During the 10 days of quarantine, Li’s movement was limited to a 190 -square-foot room with all the windows locked. Eventually, he was able to open the window a crack to let in fresh air. “They worried that I would escape from the window. It was like prison life,” Li told NPR.

Starting in 2020, China closed its borders and required 2-4 week hotel quarantines for anyone able to enter the country. Within the country, it would lockdown entire cities if a handful of residents tested positive for COVID-19 and would isolate close contacts in the fangcang espescially-built for this purpose. In 2022, larger cities began requiring negative COVID tests from residents if they wanted to leave their apartments.

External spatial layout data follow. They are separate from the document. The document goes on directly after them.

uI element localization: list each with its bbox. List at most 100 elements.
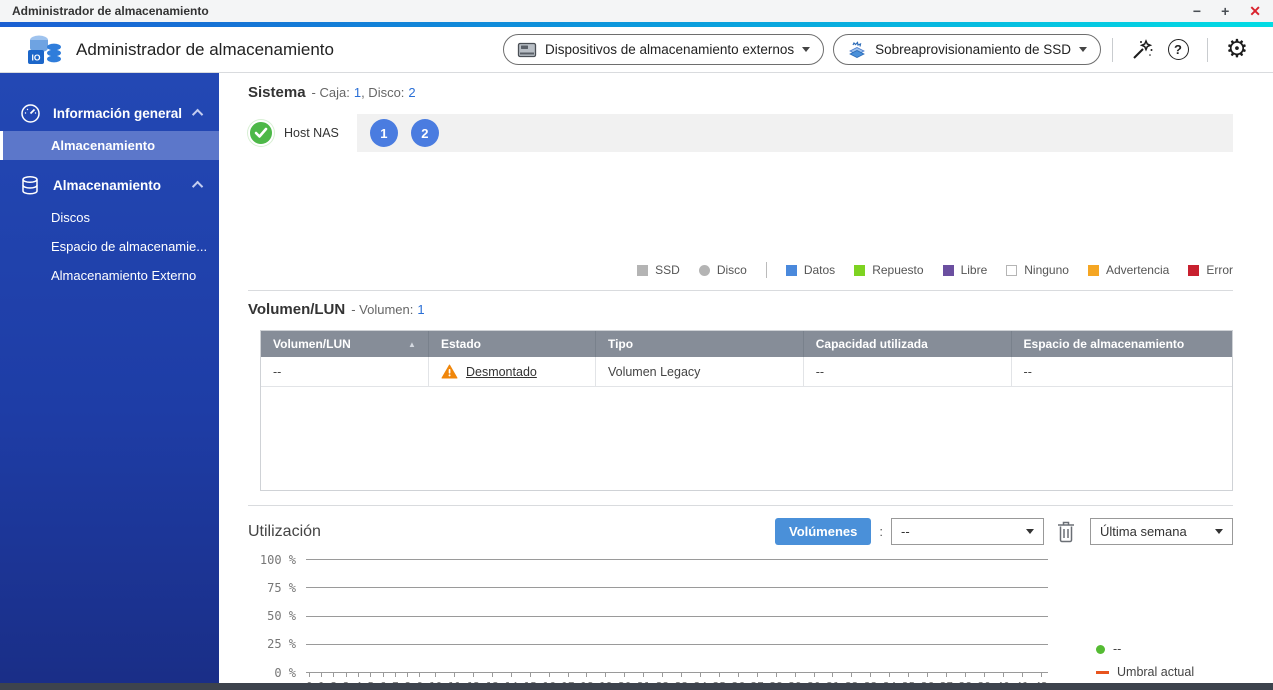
- x-axis-tick: 36: [921, 672, 934, 683]
- chart-legend-series: --: [1096, 642, 1194, 656]
- sidebar-item-label: Discos: [51, 210, 90, 225]
- sidebar-item-almacenamiento-externo[interactable]: Almacenamiento Externo: [0, 261, 219, 290]
- y-axis-tick-label: 25 %: [248, 637, 296, 651]
- sort-ascending-icon: ▲: [408, 340, 416, 349]
- cell-tipo: Volumen Legacy: [596, 357, 804, 386]
- gridline: 75 %: [306, 587, 1048, 588]
- column-header-espacio[interactable]: Espacio de almacenamiento: [1012, 331, 1232, 357]
- host-nas-row: Host NAS 1 2: [248, 114, 1233, 152]
- utilization-header: Utilización Volúmenes : --: [248, 518, 1233, 545]
- table-row[interactable]: -- Desmontado Volumen Legacy -- --: [261, 357, 1232, 387]
- sidebar-item-label: Espacio de almacenamie...: [51, 239, 207, 254]
- error-swatch: [1188, 265, 1199, 276]
- column-header-capacidad[interactable]: Capacidad utilizada: [804, 331, 1012, 357]
- column-header-volumen-lun[interactable]: Volumen/LUN▲: [261, 331, 429, 357]
- system-section-header: Sistema - Caja: 1 , Disco: 2: [248, 84, 1233, 101]
- sidebar-item-almacenamiento[interactable]: Almacenamiento: [0, 131, 219, 160]
- chevron-up-icon: [192, 181, 203, 192]
- legend-item-advertencia: Advertencia: [1088, 263, 1169, 277]
- volume-select[interactable]: --: [891, 518, 1044, 545]
- x-axis-tick: 35: [902, 672, 915, 683]
- header-divider: [1207, 38, 1208, 62]
- close-button[interactable]: ✕: [1249, 4, 1261, 18]
- enclosure-label: - Caja:: [312, 85, 350, 100]
- chart-x-axis: 0123456789101112131415161718192021222324…: [306, 672, 1048, 683]
- app-header: IO Administrador de almacenamiento Dispo…: [0, 27, 1273, 73]
- status-ok-icon: [248, 120, 274, 146]
- volume-table-header: Volumen/LUN▲ Estado Tipo Capacidad utili…: [261, 331, 1232, 357]
- x-axis-tick: 9: [417, 672, 424, 683]
- disk-badge-1[interactable]: 1: [370, 119, 398, 147]
- y-axis-tick-label: 100 %: [248, 553, 296, 567]
- legend-item-libre: Libre: [943, 263, 988, 277]
- minimize-button[interactable]: −: [1193, 4, 1201, 18]
- x-axis-tick: 41: [1016, 672, 1029, 683]
- wizard-wand-button[interactable]: [1128, 36, 1156, 64]
- gridline: 25 %: [306, 644, 1048, 645]
- column-header-estado[interactable]: Estado: [429, 331, 596, 357]
- settings-button[interactable]: ⚙: [1223, 36, 1251, 64]
- x-axis-tick: 18: [580, 672, 593, 683]
- window-bottom-border: [0, 683, 1273, 690]
- x-axis-tick: 25: [713, 672, 726, 683]
- none-swatch: [1006, 265, 1017, 276]
- chart-plot: 100 %75 %50 %25 %0 %: [306, 559, 1048, 672]
- window-title: Administrador de almacenamiento: [12, 4, 209, 18]
- x-axis-tick: 7: [392, 672, 399, 683]
- volume-section-title: Volumen/LUN: [248, 301, 345, 318]
- disk-badge-2[interactable]: 2: [411, 119, 439, 147]
- maximize-button[interactable]: +: [1221, 4, 1229, 18]
- x-axis-tick: 40: [997, 672, 1010, 683]
- utilization-chart: 100 %75 %50 %25 %0 % 0123456789101112131…: [248, 559, 1233, 683]
- volume-table: Volumen/LUN▲ Estado Tipo Capacidad utili…: [260, 330, 1233, 491]
- series-dot-icon: [1096, 645, 1105, 654]
- section-divider: [248, 505, 1233, 506]
- chevron-up-icon: [192, 109, 203, 120]
- chevron-down-icon: [1215, 529, 1223, 534]
- sidebar-group-label: Almacenamiento: [53, 178, 161, 193]
- data-swatch: [786, 265, 797, 276]
- magic-wand-icon: [1129, 37, 1155, 63]
- main-content: Sistema - Caja: 1 , Disco: 2 Host NAS 1 …: [219, 73, 1273, 683]
- legend-item-ssd: SSD: [637, 263, 680, 277]
- x-axis-tick: 2: [331, 672, 338, 683]
- svg-text:IO: IO: [32, 52, 41, 62]
- sidebar-group-label: Información general: [53, 106, 182, 121]
- x-axis-tick: 37: [940, 672, 953, 683]
- legend-item-datos: Datos: [786, 263, 835, 277]
- x-axis-tick: 3: [343, 672, 350, 683]
- estado-link[interactable]: Desmontado: [466, 365, 537, 379]
- help-button[interactable]: ?: [1164, 36, 1192, 64]
- sidebar-group-overview[interactable]: Información general: [0, 95, 219, 131]
- x-axis-tick: 24: [694, 672, 707, 683]
- x-axis-tick: 27: [751, 672, 764, 683]
- sidebar-group-storage[interactable]: Almacenamiento: [0, 167, 219, 203]
- ssd-overprovisioning-button[interactable]: Sobreaprovisionamiento de SSD: [833, 34, 1101, 65]
- y-axis-tick-label: 50 %: [248, 609, 296, 623]
- disk-swatch: [699, 265, 710, 276]
- column-header-tipo[interactable]: Tipo: [596, 331, 804, 357]
- period-select[interactable]: Última semana: [1090, 518, 1233, 545]
- volumes-button[interactable]: Volúmenes: [775, 518, 871, 545]
- x-axis-tick: 23: [675, 672, 688, 683]
- x-axis-tick: 21: [637, 672, 650, 683]
- ssd-stack-icon: [847, 41, 867, 59]
- sidebar-item-espacio[interactable]: Espacio de almacenamie...: [0, 232, 219, 261]
- chart-legend: -- Umbral actual: [1096, 559, 1194, 683]
- x-axis-tick: 4: [355, 672, 362, 683]
- x-axis-tick: 19: [599, 672, 612, 683]
- app-title: Administrador de almacenamiento: [76, 40, 334, 60]
- gear-icon: ⚙: [1226, 37, 1248, 62]
- colon-separator: :: [879, 524, 883, 539]
- x-axis-tick: 15: [524, 672, 537, 683]
- external-storage-devices-button[interactable]: Dispositivos de almacenamiento externos: [503, 34, 824, 65]
- chevron-down-icon: [1026, 529, 1034, 534]
- x-axis-tick: 17: [561, 672, 574, 683]
- sidebar: Información general Almacenamiento Almac…: [0, 73, 219, 683]
- x-axis-tick: 16: [543, 672, 556, 683]
- cell-volumen: --: [261, 357, 429, 386]
- sidebar-item-discos[interactable]: Discos: [0, 203, 219, 232]
- y-axis-tick-label: 0 %: [248, 666, 296, 680]
- clear-chart-button[interactable]: [1056, 520, 1076, 543]
- question-mark-icon: ?: [1168, 39, 1189, 60]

Less than two months after Li was quarantined, Beijing lifted most of its COVID restrictions. Li says he still associates the fangcang with a feeling of helplessness and fear: “It has been over a year already, but I definitely have PTSD from the pandemic, from the fear of scarcity and having to stock up on a lot of medicine and food.”

Attracting young tenants with low rents

Now the fangcang across the country are undergoing a minor transformation and turned into apartment units for young graduates like Li. The changes are an effort from local authorities, who have been tasked with restarting economic growth and supporting small businesses after nearly three years of ruinous lockdowns.